And you know what else, Patrick Ness? Since I have gotten started talking about the good things about your book, and how it’s just everything that’s great about being great? What else is, hooray for you, portraying a gay couple without making a big thing of it – we know they’re a couple because they act like a couple, not because you (the author) gets all THESE ARE TWO GAY PEOPLE THAT ARE GAY; they are just a couple, and that is nice, and it is normalizing, and there should be more of that going on in literature. Oo, and, okay, also? Aaron was about the dreadfullest villain I ever read about in my life. (That isn’t a spoiler – you can always tell he’s insane.)

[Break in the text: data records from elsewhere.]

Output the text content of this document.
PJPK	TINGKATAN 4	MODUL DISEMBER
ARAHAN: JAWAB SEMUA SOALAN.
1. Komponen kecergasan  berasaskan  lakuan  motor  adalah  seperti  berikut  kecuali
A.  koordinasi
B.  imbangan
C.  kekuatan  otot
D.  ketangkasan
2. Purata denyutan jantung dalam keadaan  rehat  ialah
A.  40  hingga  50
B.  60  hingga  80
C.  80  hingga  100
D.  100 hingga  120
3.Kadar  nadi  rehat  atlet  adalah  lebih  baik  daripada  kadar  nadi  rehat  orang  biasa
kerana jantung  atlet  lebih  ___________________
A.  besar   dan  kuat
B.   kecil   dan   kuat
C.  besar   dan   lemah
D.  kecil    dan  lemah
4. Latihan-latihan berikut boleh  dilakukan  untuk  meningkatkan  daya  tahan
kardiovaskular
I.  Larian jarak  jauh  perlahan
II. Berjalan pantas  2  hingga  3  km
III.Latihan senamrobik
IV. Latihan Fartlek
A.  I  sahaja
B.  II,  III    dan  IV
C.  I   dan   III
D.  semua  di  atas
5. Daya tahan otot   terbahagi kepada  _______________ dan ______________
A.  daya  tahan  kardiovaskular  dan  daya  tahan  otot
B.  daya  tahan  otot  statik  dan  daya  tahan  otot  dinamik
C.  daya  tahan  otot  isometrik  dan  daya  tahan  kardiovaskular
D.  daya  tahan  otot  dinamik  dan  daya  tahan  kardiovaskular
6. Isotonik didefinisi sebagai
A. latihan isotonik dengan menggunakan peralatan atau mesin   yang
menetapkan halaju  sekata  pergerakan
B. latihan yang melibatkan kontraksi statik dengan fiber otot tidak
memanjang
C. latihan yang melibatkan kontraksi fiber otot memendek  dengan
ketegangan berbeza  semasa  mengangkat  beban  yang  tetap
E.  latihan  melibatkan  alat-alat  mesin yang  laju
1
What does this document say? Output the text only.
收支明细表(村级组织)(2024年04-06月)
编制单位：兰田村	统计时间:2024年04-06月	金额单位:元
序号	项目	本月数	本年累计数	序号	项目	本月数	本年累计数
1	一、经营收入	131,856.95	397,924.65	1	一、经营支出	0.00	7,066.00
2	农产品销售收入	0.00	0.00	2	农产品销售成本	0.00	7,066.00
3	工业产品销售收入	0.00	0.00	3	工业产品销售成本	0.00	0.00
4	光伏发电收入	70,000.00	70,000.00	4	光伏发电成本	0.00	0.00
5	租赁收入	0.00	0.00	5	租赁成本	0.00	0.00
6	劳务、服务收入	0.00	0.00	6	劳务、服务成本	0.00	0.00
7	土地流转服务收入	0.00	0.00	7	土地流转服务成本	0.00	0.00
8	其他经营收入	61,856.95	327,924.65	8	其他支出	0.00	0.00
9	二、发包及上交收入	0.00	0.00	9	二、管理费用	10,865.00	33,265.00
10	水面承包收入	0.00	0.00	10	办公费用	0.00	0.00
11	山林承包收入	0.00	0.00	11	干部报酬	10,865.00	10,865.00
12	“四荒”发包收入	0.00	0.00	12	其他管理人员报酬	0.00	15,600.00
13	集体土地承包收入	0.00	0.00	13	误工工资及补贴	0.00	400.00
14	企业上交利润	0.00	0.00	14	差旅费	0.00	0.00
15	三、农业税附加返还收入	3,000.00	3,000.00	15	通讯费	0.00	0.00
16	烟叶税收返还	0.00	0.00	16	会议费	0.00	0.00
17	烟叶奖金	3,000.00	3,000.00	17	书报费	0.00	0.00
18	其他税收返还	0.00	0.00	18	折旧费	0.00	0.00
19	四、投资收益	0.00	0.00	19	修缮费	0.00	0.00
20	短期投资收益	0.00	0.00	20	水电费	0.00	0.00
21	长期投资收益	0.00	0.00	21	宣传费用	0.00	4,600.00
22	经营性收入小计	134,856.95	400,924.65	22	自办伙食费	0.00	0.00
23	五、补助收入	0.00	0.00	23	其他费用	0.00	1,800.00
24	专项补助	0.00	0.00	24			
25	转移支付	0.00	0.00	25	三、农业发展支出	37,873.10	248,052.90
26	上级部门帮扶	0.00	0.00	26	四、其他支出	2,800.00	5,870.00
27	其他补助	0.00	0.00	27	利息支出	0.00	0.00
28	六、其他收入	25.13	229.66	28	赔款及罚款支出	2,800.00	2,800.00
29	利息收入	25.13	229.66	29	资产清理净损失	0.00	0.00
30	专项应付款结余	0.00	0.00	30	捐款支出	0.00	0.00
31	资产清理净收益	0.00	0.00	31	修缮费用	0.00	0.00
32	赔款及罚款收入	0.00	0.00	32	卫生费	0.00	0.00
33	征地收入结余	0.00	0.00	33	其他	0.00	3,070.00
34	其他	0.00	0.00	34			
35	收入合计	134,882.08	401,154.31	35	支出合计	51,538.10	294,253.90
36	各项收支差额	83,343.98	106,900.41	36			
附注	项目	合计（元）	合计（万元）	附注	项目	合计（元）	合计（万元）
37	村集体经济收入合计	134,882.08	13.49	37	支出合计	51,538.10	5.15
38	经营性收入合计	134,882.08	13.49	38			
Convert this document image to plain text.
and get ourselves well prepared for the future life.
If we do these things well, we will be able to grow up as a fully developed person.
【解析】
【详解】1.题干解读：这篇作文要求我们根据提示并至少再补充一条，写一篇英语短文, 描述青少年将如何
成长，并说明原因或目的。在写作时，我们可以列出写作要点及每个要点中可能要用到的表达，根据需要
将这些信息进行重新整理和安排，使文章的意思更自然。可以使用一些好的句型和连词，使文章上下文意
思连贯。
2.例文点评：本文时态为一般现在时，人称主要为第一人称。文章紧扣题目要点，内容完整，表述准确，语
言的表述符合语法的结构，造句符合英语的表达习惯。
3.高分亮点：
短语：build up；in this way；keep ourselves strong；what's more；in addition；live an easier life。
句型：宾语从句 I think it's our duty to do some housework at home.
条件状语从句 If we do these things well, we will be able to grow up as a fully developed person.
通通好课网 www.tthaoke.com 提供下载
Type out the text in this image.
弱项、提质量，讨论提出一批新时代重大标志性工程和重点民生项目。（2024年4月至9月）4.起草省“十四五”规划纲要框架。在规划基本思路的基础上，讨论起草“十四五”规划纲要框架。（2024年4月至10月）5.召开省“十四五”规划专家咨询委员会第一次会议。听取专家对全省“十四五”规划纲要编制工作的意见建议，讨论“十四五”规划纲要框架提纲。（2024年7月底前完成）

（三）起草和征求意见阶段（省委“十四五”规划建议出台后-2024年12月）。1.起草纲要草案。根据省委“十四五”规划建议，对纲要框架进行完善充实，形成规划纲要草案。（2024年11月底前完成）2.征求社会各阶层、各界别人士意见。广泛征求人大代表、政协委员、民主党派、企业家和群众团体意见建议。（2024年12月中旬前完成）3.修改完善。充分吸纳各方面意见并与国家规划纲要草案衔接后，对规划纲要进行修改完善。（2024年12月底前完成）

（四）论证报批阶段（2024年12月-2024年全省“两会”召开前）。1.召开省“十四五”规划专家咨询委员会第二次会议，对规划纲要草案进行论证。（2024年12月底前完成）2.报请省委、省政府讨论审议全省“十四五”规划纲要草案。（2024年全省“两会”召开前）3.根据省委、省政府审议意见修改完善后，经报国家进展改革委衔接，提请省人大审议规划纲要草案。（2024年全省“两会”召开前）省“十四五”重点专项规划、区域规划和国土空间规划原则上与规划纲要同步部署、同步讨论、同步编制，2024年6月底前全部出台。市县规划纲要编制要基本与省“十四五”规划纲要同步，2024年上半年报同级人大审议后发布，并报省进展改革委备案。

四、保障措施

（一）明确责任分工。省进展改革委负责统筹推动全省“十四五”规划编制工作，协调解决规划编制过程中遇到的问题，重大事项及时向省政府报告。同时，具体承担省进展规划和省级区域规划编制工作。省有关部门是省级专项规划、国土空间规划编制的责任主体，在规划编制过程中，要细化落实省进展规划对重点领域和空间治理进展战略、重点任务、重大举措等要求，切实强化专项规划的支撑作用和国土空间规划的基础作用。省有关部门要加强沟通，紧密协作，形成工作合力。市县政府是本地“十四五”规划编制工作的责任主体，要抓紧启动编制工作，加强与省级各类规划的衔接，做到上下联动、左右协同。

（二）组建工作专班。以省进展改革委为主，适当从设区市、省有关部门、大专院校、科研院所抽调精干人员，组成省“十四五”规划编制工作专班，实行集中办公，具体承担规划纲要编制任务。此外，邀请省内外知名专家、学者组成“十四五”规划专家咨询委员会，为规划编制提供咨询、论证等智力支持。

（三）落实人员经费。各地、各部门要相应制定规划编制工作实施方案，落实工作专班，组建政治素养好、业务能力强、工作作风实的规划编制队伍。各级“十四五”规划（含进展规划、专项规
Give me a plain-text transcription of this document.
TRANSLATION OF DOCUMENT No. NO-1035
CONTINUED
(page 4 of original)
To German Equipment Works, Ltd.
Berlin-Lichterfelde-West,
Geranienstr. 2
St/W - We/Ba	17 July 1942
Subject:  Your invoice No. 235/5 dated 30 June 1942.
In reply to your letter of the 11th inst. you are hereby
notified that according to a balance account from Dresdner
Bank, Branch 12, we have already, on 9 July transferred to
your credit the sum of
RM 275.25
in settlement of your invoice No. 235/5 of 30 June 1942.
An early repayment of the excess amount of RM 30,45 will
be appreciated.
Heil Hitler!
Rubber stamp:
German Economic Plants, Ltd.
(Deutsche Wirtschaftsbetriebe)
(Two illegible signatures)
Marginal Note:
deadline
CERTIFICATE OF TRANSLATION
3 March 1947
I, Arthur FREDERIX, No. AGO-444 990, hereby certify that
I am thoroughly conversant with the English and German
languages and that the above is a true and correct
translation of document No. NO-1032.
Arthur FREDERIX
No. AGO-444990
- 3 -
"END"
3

Here’s the thing, Patrick Ness. You already did it! You already created Todd’s voice! You did it using only your words! Your achievement is a remarkable achievement, because it is damn hard to create a voice like that, and you did it ever so beautifully. Why, why, why did you need to do that silly dialect thing? “Yer” is not necessary! “Cuz” is not really necessary either! And I can assure you that there is no possible world in which “conversayshun” would ever be necessary, because that is how the word is already pronounced. It’s not an accent. It’s how you say the word. And “an asking” instead of “a question” is both silly and jarring. It mildly chagrins my dazzle to see you relying on dialecty crutches this way, when Todd’s voice, and the atmosphere of the world you’ve created, are already just about perfect.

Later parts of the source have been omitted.